Ewan McIntosh is an award-winning educator and the founder of NoTosh Limited, based in Scotland, Australia and San Francisco, with a global reputation for researching and delivering new learning opportunities for some of the world’s top creative companies and school districts. The team has a unique ongoing experience in creativity in creative contexts (we work with some of the world’s top fashion, media and tech companies) and research-based learning and teaching development with schools.
Ewan is also the author of the new book "How to come up with Great Ideas and Actually Make them Happen"
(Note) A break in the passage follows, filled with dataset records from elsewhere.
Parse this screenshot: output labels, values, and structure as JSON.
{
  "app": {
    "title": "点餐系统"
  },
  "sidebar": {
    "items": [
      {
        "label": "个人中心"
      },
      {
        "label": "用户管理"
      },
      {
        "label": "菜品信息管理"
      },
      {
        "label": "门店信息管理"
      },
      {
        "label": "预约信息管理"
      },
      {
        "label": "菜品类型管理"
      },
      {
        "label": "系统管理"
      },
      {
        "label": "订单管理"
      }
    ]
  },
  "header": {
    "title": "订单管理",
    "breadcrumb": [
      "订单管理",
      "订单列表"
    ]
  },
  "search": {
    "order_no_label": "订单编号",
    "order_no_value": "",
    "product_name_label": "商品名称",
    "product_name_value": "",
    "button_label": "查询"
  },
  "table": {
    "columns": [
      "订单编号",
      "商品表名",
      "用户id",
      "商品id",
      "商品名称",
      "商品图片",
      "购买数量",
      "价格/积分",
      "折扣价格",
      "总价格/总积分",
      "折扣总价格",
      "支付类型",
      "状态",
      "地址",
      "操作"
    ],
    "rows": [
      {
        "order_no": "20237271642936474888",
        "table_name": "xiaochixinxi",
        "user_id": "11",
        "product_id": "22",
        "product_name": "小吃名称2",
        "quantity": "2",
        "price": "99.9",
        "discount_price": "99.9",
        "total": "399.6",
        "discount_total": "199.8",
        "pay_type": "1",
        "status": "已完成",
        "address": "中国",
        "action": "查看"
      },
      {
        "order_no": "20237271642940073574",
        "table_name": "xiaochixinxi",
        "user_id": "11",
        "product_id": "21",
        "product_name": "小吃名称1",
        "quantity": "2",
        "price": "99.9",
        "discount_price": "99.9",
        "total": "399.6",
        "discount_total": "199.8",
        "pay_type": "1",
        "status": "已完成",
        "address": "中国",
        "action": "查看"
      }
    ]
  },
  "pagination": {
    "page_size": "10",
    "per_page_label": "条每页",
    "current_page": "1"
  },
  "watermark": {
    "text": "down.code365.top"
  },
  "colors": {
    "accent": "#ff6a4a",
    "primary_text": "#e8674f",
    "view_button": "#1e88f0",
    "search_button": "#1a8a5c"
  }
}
"There’s a lot of talk about moving schools from Good to Great, from Satisfactory to Outstanding. But what do people actually DO to achieve these goals? In this brand new talk, we'll consider the idea that the key to greatness is not a grandiose Mission Statement, planning lessons to death with a welter of tick-box bureaucracy, or putting people under the stress "to perform". Instead, entire mindsets need to be changed by setting achievable targets, measured by simple feedback procedures, across all levels of the school. Engendering a prototyping culture of small victories is the way to triumph in this great war of excellence. Whether you’re the Director of an élite school campus, a department head trying to motivate a team or a classroom teacher wondering how to get 180 different souls achieve their very best over the marathon of a school year, this talk aims to provide ideas and techniques which are inspirational and practical in equal measure"
Ewan McIntosh: "The Problem Finders"
Ewan will also be offering two workshops within the programme over the two days of the conference:
Visions That Matter
Whether you're the Director of a large school or a classroom teacher trying to engage a team of parents or students, knowing the WHY is vital. Knowing how to express it is another game altogether. Visions in education are invariably written in meaningless trueisms. In this workshop, you will rewrite your vision, or create a new one, for a school, for a class or for a new project. And there won't be one "excellence", "paradigm" or "21st century" in sight.
Provoke or go home
Provocation remains the strongest tool in a teacher's box. Since the 1960s, the power of provocation has been felt and rewarded in advertising, engineering, computing and, vitally, learning. But in learning, we sometimes forget what might feel provocative for us doesn't quite have the desired effect on our students. In this workshop, we'll take a project, unit or lesson of your choosing, and explore how we can create powerful, provocative hooks that really get students asking questions to which they do not know the answer.